Her lips shaped the words, and her fixed eyes stared at Charles Raymond's face with an awful look.

"He is dying. It would be foolish to deceive you with any false hope, when in four-and-twenty hours' time all will be finished. He went out – riding – the other night, and fell from his horse, as it is supposed. He was found by some haymakers early the next morning, lying helpless, some miles from the Priory, and was carried home. The medical men give no hope of his recovery; but he has been sensible at intervals ever since.

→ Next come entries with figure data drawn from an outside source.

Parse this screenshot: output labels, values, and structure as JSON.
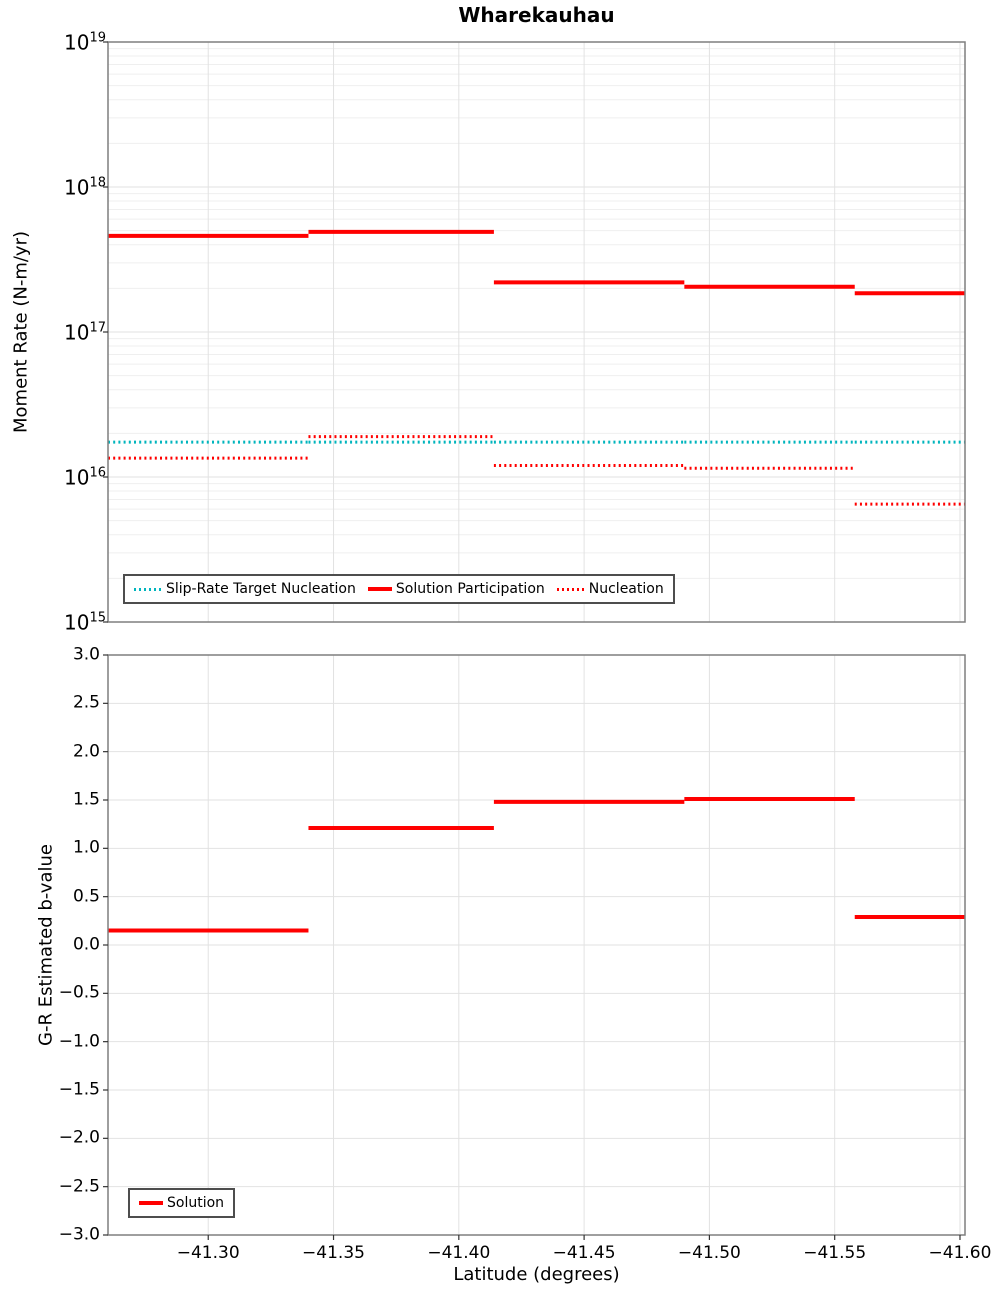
{
  "figure": {
    "title": "Wharekauhau",
    "background": "#ffffff",
    "grid_major_color": "#e2e2e2",
    "grid_minor_color": "#efefef",
    "spine_color": "#7f7f7f",
    "tick_color": "#333333"
  },
  "chart_data": [
    {
      "type": "line",
      "subtype": "step-segments",
      "title": "Wharekauhau",
      "ylabel": "Moment Rate (N-m/yr)",
      "yscale": "log",
      "ylim": [
        1000000000000000.0,
        1e+19
      ],
      "y_tick_base": "10",
      "y_tick_exponents": [
        19,
        18,
        17,
        16,
        15
      ],
      "xlim": [
        -41.26,
        -41.602
      ],
      "x_edges": [
        -41.26,
        -41.34,
        -41.414,
        -41.49,
        -41.558,
        -41.602
      ],
      "grid": true,
      "legend_position": "lower-left-inside",
      "series": [
        {
          "name": "Slip-Rate Target Nucleation",
          "color": "#00b5bd",
          "style": "dotted",
          "values": [
            1.74e+16,
            1.74e+16,
            1.74e+16,
            1.74e+16,
            1.74e+16
          ]
        },
        {
          "name": "Solution Participation",
          "color": "#ff0000",
          "style": "solid",
          "values": [
            4.6e+17,
            4.9e+17,
            2.2e+17,
            2.05e+17,
            1.85e+17
          ]
        },
        {
          "name": "Nucleation",
          "color": "#ff0000",
          "style": "dotted",
          "values": [
            1.35e+16,
            1.9e+16,
            1.2e+16,
            1.15e+16,
            6500000000000000.0
          ]
        }
      ]
    },
    {
      "type": "line",
      "subtype": "step-segments",
      "ylabel": "G-R Estimated b-value",
      "xlabel": "Latitude (degrees)",
      "ylim": [
        -3,
        3
      ],
      "y_tick_labels": [
        "3.0",
        "2.5",
        "2.0",
        "1.5",
        "1.0",
        "0.5",
        "0.0",
        "−0.5",
        "−1.0",
        "−1.5",
        "−2.0",
        "−2.5",
        "−3.0"
      ],
      "y_tick_values": [
        3.0,
        2.5,
        2.0,
        1.5,
        1.0,
        0.5,
        0.0,
        -0.5,
        -1.0,
        -1.5,
        -2.0,
        -2.5,
        -3.0
      ],
      "x_tick_labels": [
        "−41.30",
        "−41.35",
        "−41.40",
        "−41.45",
        "−41.50",
        "−41.55",
        "−41.60"
      ],
      "x_tick_values": [
        -41.3,
        -41.35,
        -41.4,
        -41.45,
        -41.5,
        -41.55,
        -41.6
      ],
      "xlim": [
        -41.26,
        -41.602
      ],
      "x_edges": [
        -41.26,
        -41.34,
        -41.414,
        -41.49,
        -41.558,
        -41.602
      ],
      "grid": true,
      "legend_position": "lower-left-inside",
      "series": [
        {
          "name": "Solution",
          "color": "#ff0000",
          "style": "solid",
          "values": [
            0.15,
            1.21,
            1.48,
            1.51,
            0.29
          ]
        }
      ]
    }
  ]
}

I have been a great deal with him – constantly with him; and his cousin Gwendoline is there. He wants to see you, Isabel; of course he knows nothing of your husband's death; I did not know of it myself till I came here this morning. He wants to see you, my poor child. Do you think you can come?"

She rose and bent her head slowly as if in assent, but the fixed look of horror never left her face. She moved towards the door, and seemed as if she wanted to go at once – dressed as she was, with the old faded shawl wrapped about her.

"You'd better get your housekeeper to make you comfortable and tidy, while I go and engage a fly," said Mr. Raymond; and then looking her full in the face, he added, "Can you promise me to be very calm and quiet when you see him? You had better not come unless you can promise me as much as that. His hours are numbered, as it is; but any violent emotion would be immediately fatal. A man's last hours are very precious to him, remember; the hours of a man who knows his end is near make a sacred mystical period in which the world drops far away from him, and he is in a kind of middle region between this life and the next. I want you to recollect this, Isabel. The man you are going to see is not the man you have known in the past. There would be very little hope for us after death, if we found no hallowing influence in its approach."

"I will recollect," Isabel answered. She had shed no tears since she had been told of Roland's danger. Perhaps this new and most terrible shock had nerved her with an unnatural strength. And amid all the anguish comprehended in the thought of his death, it scarcely seemed strange to her that Roland Lansdell should be dying. It seemed rather as if the end of the world had suddenly come about; and it mattered very little who should be the first to perish. Her own turn would come very soon, no doubt.

Mr. Raymond met Mrs. Jeffson in the passage, and said a few words to her before he went out of the house. The good woman was shocked at the tidings of Mr. Lansdell's accident. She had thought very badly of the elegant young master of Mordred Priory; but death and sorrow take the bitterness out of a true-hearted woman's feelings, and Matilda was womanly enough to forgive Roland for the wish that summoned the Doctor's Wife to his deathbed. She went up-stairs, and came down with Isabel's bonnet and cloak and simple toilet paraphernalia; and presently Mrs. Gilbert had a consciousness of cold water splashed upon her face, and a brush passed over her tangled hair. She felt only half conscious of these things, as she might have felt had they been the events of a dream. So presently, when Mr. Raymond came back, accompanied by the muffled rolling of wheels in the straw-bestrewn lane, and she was half lifted into the old-fashioned, mouldy-smelling Graybridge fly, – so all along the familiar high-road, past the old inn with the sloping roof, where the pigeons were cooing to each other, as if there had been no such thing as death or sorrow in the world, – so under the grand gothic gates of monastic Mordred, it was all like a dream – a terrible oppressive dream – hideous by reason of some vague sense of horror rather than by the actual vision presented to the eyes of the sleeper. In a troubled dream it is always thus, – it is always a hidden, intangible something that oppresses the dreamer.